For countless people the question of the relation between faith and evidence is not the question…of whether or not there is enough evidence—call it objective evidence—to warrant…belief in God.

Rather, what preoccupies them is the question of whether or not they possess enough evidence—call it subjective evidence—to warrant the belief that they are themselves believers,” Faith with Reason (Oxford 2000), 158-159.

“In the cases of the Council of Trent and the Westminster Confession, the infallible personal assurance which the one denies and the other affirms to be possible looks much more like a case of knowledge by description, for the assurance which, according to the Confession, is founded up the divine truth of the promises of salvation, together with the inward evidence of those graces unto which these promises were made, is an assurance that is gained through drawing inferences from the promises of God and one’s own belief-state,” ibid. 164.

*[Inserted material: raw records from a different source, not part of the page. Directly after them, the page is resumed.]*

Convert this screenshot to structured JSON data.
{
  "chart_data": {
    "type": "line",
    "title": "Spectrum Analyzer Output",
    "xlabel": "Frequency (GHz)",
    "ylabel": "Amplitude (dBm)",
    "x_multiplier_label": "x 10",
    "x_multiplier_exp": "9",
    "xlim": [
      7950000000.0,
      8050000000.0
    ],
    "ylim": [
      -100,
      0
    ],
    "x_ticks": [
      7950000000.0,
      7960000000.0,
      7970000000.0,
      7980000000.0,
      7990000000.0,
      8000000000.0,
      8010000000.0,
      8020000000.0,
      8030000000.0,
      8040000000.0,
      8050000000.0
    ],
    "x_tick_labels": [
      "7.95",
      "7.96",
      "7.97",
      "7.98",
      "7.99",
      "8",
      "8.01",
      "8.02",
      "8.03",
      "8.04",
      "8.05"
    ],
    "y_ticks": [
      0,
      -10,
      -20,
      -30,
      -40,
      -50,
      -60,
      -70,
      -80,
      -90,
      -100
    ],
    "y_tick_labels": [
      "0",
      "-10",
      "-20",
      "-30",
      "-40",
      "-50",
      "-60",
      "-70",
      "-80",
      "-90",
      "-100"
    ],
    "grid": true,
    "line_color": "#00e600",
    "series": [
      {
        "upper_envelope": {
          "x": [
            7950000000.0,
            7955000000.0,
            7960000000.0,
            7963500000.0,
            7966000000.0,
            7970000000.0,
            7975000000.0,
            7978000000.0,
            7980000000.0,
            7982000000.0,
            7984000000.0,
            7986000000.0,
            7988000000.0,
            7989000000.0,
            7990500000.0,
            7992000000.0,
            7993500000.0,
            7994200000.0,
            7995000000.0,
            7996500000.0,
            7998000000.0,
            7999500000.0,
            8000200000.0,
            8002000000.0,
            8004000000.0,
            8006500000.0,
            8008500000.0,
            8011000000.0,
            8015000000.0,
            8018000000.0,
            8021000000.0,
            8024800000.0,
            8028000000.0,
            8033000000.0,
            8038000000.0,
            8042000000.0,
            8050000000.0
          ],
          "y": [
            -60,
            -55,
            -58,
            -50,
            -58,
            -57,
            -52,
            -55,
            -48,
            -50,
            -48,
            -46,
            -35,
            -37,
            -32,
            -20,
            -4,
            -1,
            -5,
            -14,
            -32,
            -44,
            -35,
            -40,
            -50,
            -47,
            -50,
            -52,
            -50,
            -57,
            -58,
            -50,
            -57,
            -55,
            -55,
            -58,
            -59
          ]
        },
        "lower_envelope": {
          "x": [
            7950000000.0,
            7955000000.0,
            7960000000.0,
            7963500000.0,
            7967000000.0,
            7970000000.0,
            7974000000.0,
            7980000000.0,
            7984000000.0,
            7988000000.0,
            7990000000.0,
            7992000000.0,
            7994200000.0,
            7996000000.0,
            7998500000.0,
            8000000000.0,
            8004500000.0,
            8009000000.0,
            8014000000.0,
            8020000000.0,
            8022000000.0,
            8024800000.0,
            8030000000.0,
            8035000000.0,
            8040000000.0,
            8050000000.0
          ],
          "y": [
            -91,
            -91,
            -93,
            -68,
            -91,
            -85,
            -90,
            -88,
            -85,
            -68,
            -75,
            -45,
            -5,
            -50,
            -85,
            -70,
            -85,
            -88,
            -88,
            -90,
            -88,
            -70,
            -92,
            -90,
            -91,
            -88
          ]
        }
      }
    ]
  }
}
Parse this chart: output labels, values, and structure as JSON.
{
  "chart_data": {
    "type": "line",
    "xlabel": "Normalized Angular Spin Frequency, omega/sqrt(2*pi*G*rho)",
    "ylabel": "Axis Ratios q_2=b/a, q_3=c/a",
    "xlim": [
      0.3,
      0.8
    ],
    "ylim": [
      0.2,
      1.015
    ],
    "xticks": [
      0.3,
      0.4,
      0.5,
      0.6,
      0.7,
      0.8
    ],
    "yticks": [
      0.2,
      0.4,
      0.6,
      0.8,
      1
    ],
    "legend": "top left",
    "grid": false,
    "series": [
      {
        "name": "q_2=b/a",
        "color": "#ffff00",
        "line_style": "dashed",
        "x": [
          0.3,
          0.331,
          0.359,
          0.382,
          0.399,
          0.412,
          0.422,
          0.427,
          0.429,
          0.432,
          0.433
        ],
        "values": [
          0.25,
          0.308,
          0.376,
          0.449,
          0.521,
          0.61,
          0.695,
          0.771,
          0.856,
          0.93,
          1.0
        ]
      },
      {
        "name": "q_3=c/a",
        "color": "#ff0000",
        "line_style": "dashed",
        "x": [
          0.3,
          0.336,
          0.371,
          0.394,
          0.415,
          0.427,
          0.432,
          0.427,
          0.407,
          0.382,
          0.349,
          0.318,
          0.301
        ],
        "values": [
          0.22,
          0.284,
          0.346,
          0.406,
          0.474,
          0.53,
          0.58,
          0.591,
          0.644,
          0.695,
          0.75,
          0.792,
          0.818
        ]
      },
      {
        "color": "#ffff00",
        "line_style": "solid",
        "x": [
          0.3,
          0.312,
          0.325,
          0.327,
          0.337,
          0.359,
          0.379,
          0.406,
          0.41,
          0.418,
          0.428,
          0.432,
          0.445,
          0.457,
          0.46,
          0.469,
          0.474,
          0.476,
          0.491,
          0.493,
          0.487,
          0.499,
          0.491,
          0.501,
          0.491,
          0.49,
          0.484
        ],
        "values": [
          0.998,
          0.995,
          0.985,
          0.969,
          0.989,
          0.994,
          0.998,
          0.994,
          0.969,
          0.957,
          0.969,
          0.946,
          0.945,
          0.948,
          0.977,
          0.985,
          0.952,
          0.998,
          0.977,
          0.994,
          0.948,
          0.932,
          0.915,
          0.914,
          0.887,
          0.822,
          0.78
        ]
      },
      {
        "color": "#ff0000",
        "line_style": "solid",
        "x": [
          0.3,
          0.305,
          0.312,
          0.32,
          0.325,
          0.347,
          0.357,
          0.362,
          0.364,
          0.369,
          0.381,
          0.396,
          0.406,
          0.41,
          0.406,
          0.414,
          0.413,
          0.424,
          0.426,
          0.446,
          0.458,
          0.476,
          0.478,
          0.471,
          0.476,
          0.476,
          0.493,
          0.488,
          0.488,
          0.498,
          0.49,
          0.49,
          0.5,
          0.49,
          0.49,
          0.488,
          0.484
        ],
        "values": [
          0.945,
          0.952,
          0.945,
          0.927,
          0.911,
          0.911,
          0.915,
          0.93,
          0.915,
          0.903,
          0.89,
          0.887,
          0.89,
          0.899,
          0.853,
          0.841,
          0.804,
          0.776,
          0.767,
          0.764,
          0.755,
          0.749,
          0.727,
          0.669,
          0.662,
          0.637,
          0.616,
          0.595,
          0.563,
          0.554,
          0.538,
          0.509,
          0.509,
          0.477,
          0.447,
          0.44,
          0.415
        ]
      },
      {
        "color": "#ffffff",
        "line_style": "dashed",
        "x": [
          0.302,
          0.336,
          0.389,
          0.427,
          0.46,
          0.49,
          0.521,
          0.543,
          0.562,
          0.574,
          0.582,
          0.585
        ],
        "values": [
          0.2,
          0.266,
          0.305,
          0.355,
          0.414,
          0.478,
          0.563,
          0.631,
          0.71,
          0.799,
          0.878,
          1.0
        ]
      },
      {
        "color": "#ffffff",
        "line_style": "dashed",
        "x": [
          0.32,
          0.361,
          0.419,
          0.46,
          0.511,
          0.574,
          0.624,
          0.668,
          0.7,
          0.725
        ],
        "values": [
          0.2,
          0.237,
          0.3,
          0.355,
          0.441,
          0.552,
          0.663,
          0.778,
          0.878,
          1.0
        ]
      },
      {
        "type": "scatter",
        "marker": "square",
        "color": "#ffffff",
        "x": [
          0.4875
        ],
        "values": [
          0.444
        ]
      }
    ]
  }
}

And, as Helm goes on to say in another book:

“But is it not legalistic to look to oneself rather than to Christ for assurance? Is this not reintroducing by the back door a subtle form of salvation by human effort? Does such scrutiny not turn a personal back in upon himself in a man-centered way when he should be turned outward to Christ?

The charges implicit in these questions would be plausible if what was being suggested was that a person must place his trust in his own state of mind or conduct or works and effort of an obvious kind. But this is not what is being said. There is a world of difference between a person trusting his own state of mind or attainments for salvation and a person paying attention to his own states of mind as evidence that he has been and is converted.

Each of us has a birthday. A person may for one reason or another, such as old age or forgetfulness, forget what the year of his birth was. In his ignorance he may come to be assured that the year of his birth says, say, 1932 by being shown his birth certificate. But this does not mean that in some strange way his birth certificate becomes a substitute for his birth. His birth at a particular date in the past is fixed. A birth certificate is a generally reliable piece of evidence that his birth was on that particular date.

In a similar way a person’s conversion is one thing while his evidence that he is converted is another. In being converted he trusts in Christ for salvation from sin. This is part of what being converted means. That a person may gain evidence that he is converted, that he is trusting Christ for salvation, from his own experience.

But this does not mean that he is trusting himself for salvation. It means that what he finds in himself is important evidence that he is trusting Christ for salvation, as the birth certificate is evidence that a person was born on a particular date in the past,” The Beginnings: Word & Spirit in Conversion (Banner of Trust 1986), 93-94.

1 comment:

  1. by their fruits ye shall know them. do they feed the hungry, heal the sick, comfort widows and orphans and the oppressed? do YOU?